Das unleugbare militärische Scheitern des Vernichtungskrieges gegen die Ukraine erschüttert Russland auch innenpolitisch. Die Diktatur Wladimir Putins scheint nicht mehr in Stein gemeißelt. Man denkt unwillkürlich an die Zeit von 1917, als die russische Kriegsniederlage als Brandsatz für die Revolution und den anschließenden Bürgerkrieg wirkte und das Ende der zaristischen Autokratie einläutete.
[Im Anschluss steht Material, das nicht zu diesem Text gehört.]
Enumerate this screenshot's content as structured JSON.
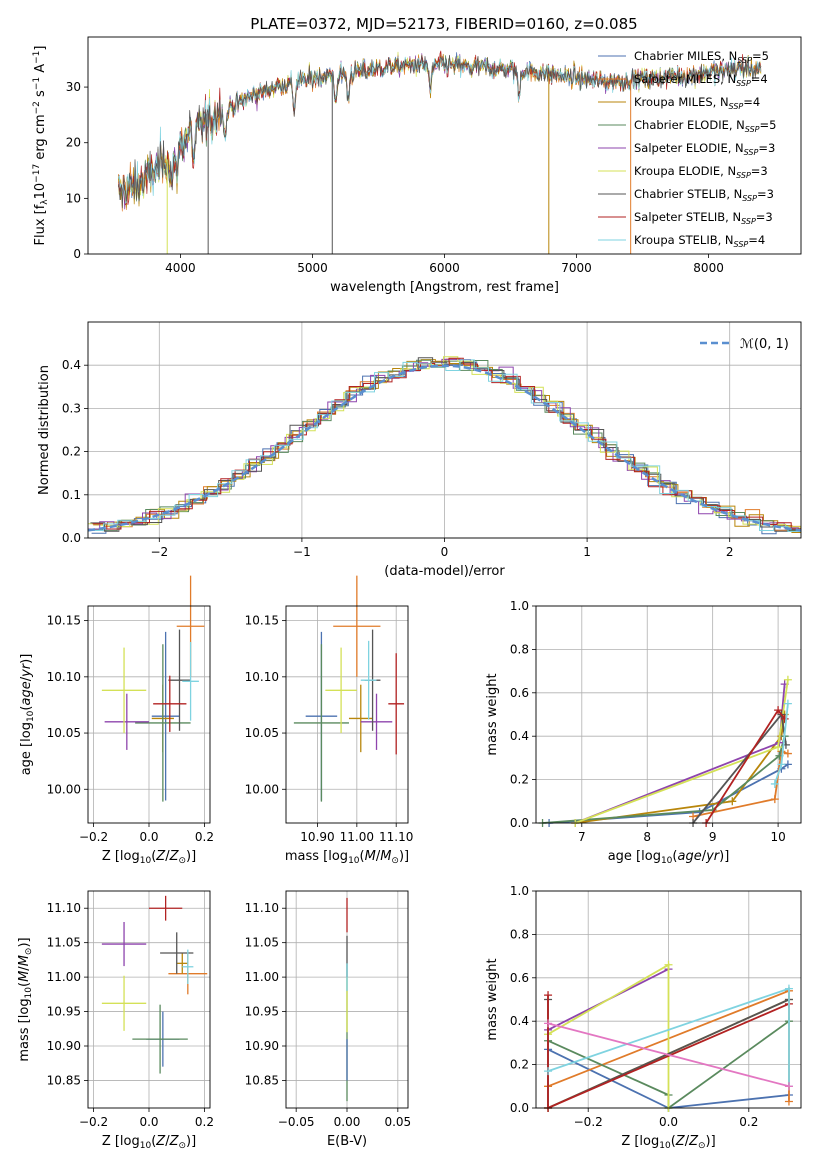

Ohne Scheuklappen stellt der Autor Fragen, die sich viele in dieser Klarheit bisher nicht zu stellen wagen. Für ihn ist die Revolution in Russland nur eine Frage von Ort und Zeit. Was aber heißt heute Revolution? Ohne Gewalt wird sie nicht abgehen. Der Sturz des Gewaltherrschers allein löst die Probleme des Landes nicht. Dafür sind tiefgreifende Reformen nötig, die den politischen Teufelskreis der ewig erneuerten Autokratie durchbrechen. Eine parlamentarische Republik mit Gewaltenteilung, funktionierendem Föderalismus und lokaler Selbstverwaltung sollen das garantieren. Aus seinem immensen politischen Erfahrungsschatz schöpfend, erörtert der Autor die Schwierigkeiten auf dem Wege dorthin und nimmt hierbei auch auf Lenin Bezug. Eine kampfstarke neobolschewistische Partei würde die Revolution beschleunigen, anschließend aber wieder zur Diktatur führen. Eine breite Koalition wäre schwächer, aber offener für eine demokratische Zukunft. Erstaunt liest man, dass Chodorkowski für eine linke Politik plädiert, die die Ungerechtigkeiten der Privatisierung in den 1990er-Jahren wiedergutmacht. Ohne durchdachte Sozialpolitik könne keine künftige Regierung die Mehrheit der Bevölkerung gewinnen. Der Autor erörtert eine Vielzahl von Möglichkeiten und liefert damit eine Art Handbuch der Revolution. Trotz aller Hindernisse und Gefahren ist er sich in einem ganz sicher: Russland steht eine Zukunft in Freiheit offen.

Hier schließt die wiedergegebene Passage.